Like birds, bats have hearts that are about three times bigger than those of comparably sized mammals. The heart muscle fibers (or cells) in bats possess higher concentrations of ATP (the molecule that is utilized for energy by cells) than observed in any other mammal. These adaptations enables bats to pump more blood during a flight, a period of peak demand for oxygen.
Resting bats may have heart rates as low as 20 beats per minute. Within minutes of initiating flight, the heart rate may rise to between 400 and 1,000 beats per minute. Bats also have relatively larger lungs than most mammals, providing a larger respiratory membrane for gas exchange. This is in response to the demands for oxygen required for muscle metabolism during flying.
Bats have highly vascularized wings (i.e., rich in blood vessels) that supply the wing membrane with oxygen and other nutrients. Because of this circulation, damage to the wing membrane can heal very quickly. An unusual feature of the bat wing circulation is sphincters (muscular valves) that can close off blood flow to the capillaries and shunt blood directly from the arteries to the veins. It is not exactly known when and why this is done. Some biologists believe that the sphincters are closed and blood flows through the shunts during flight. The sphincters may open during rest to allow blood to flow into the capillaries and nourish the wing membrane.

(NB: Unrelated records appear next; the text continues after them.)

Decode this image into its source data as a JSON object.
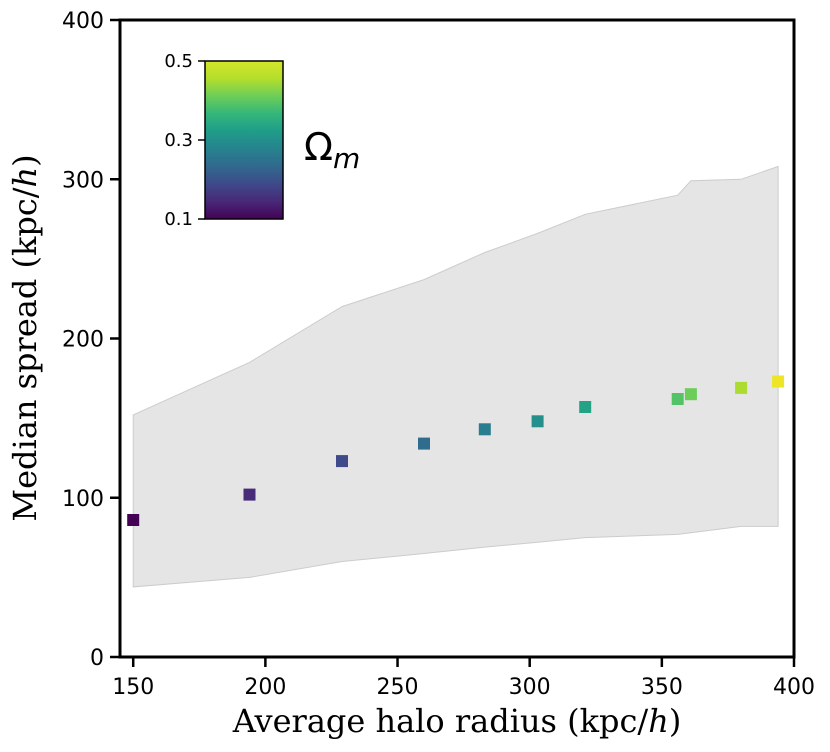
{
  "chart_data": {
    "type": "scatter",
    "xlabel": "Average halo radius (kpc/h)",
    "xlabel_parts": {
      "main": "Average halo radius (kpc/",
      "italic": "h",
      "close": ")"
    },
    "ylabel": "Median spread (kpc/h)",
    "ylabel_parts": {
      "main": "Median spread (kpc/",
      "italic": "h",
      "close": ")"
    },
    "xlim": [
      145,
      400
    ],
    "ylim": [
      0,
      400
    ],
    "xticks": [
      150,
      200,
      250,
      300,
      350,
      400
    ],
    "yticks": [
      0,
      100,
      200,
      300,
      400
    ],
    "grid": false,
    "points": [
      {
        "x": 150,
        "y": 86,
        "omega_m": 0.1
      },
      {
        "x": 194,
        "y": 102,
        "omega_m": 0.15
      },
      {
        "x": 229,
        "y": 123,
        "omega_m": 0.19
      },
      {
        "x": 260,
        "y": 134,
        "omega_m": 0.24
      },
      {
        "x": 283,
        "y": 143,
        "omega_m": 0.27
      },
      {
        "x": 303,
        "y": 148,
        "omega_m": 0.3
      },
      {
        "x": 321,
        "y": 157,
        "omega_m": 0.33
      },
      {
        "x": 356,
        "y": 162,
        "omega_m": 0.39
      },
      {
        "x": 361,
        "y": 165,
        "omega_m": 0.41
      },
      {
        "x": 380,
        "y": 169,
        "omega_m": 0.45
      },
      {
        "x": 394,
        "y": 173,
        "omega_m": 0.49
      }
    ],
    "band": {
      "description": "spread range",
      "color": "#e5e5e5",
      "upper": [
        [
          150,
          152
        ],
        [
          194,
          185
        ],
        [
          229,
          220
        ],
        [
          260,
          237
        ],
        [
          283,
          254
        ],
        [
          303,
          266
        ],
        [
          321,
          278
        ],
        [
          356,
          290
        ],
        [
          361,
          299
        ],
        [
          380,
          300
        ],
        [
          394,
          308
        ]
      ],
      "lower": [
        [
          150,
          44
        ],
        [
          194,
          50
        ],
        [
          229,
          60
        ],
        [
          260,
          65
        ],
        [
          283,
          69
        ],
        [
          303,
          72
        ],
        [
          321,
          75
        ],
        [
          356,
          77
        ],
        [
          361,
          78
        ],
        [
          380,
          82
        ],
        [
          394,
          82
        ]
      ]
    },
    "colorbar": {
      "label_base": "Ω",
      "label_sub": "m",
      "range": [
        0.1,
        0.5
      ],
      "ticks": [
        "0.1",
        "0.3",
        "0.5"
      ],
      "placement": "top-left inset",
      "colormap": [
        "#440154",
        "#482878",
        "#3e4989",
        "#31688e",
        "#26828e",
        "#1f9e89",
        "#35b779",
        "#6ece58",
        "#b5de2b",
        "#fde725"
      ]
    }
  }
}
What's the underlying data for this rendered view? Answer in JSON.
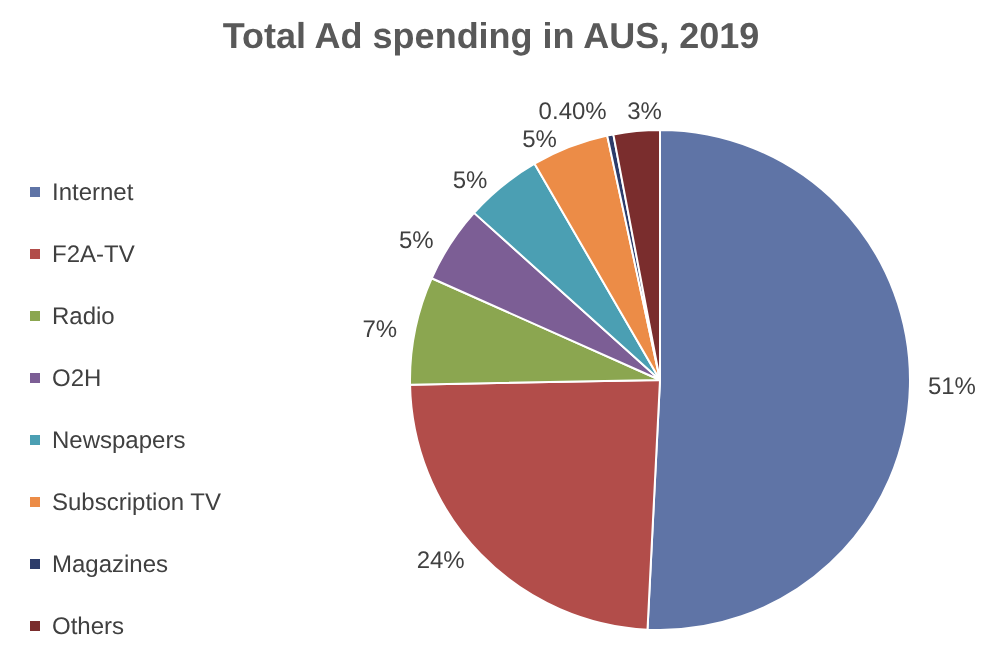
{
  "chart_data": {
    "type": "pie",
    "title": "Total Ad spending in AUS, 2019",
    "categories": [
      "Internet",
      "F2A-TV",
      "Radio",
      "O2H",
      "Newspapers",
      "Subscription TV",
      "Magazines",
      "Others"
    ],
    "values": [
      51,
      24,
      7,
      5,
      5,
      5,
      0.4,
      3
    ],
    "value_labels": [
      "51%",
      "24%",
      "7%",
      "5%",
      "5%",
      "5%",
      "0.40%",
      "3%"
    ],
    "colors": [
      "#5f74a6",
      "#b24d4a",
      "#8ba650",
      "#7c5e95",
      "#4b9fb3",
      "#ec8c47",
      "#2c3c6a",
      "#7a2d2d"
    ],
    "legend": "left"
  }
}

A problem that exists for wing circulation is that the flapping of the wings creates a centrifugal force that impedes the flow of blood back to the heart, causing pooling in the extreme ends of the wings. To compensate for this, the veins of the wings have regions in between venous valves that contract rhythmically. These have been referred to as “venous hearts.” When venous hearts contract, the vein is constricted and pushes venous blood back towards the heart. The valves in mammalian veins prevent back flow, ensuring that blood will only travel in one direction. Bat blood is capable of carrying more oxygen per fl oz (ml) than other mammals.
In fact, it carries more oxygen than bird blood. It appears that this is accomplished by increasing the concentration of red blood cells (RBC), which contain the iron pigment heme that binds to oxygen. Bat blood has smaller individual RBCs than normally found in mammals and a larger number of RBCs within the same circulating blood volume. These smaller cells also provide a relatively larger surface area for gas exchange to occur. The actual mechanism of bat circulation is still not completely understood. For budding bat biologists, the bat circulatory system offers many research possibilities because little experimentation has been done on many aspects of this system.
Bat lungs are larger than the lungs of terrestrial mammals, but they do not contain the respiratory volume found in birds. The alveoli, the tiny sacs that help form the respiratory membrane, are smaller in the bat lungs than in the lungs of other mammals. The smaller the alveoli are, the greater the functional surface area for gas exchange. In addition, the alveoli are richly endowed with capillaries that bring a rich flow of blood for gas exchange. Bats are superior to other mammals at extracting oxygen from the environment, approaching the capability of birds. Bats do not have the lung volume of birds, but they have high respiratory rates that facilitate aeration. The high respiratory rates are also believed to be associated with heat removal via water vapor.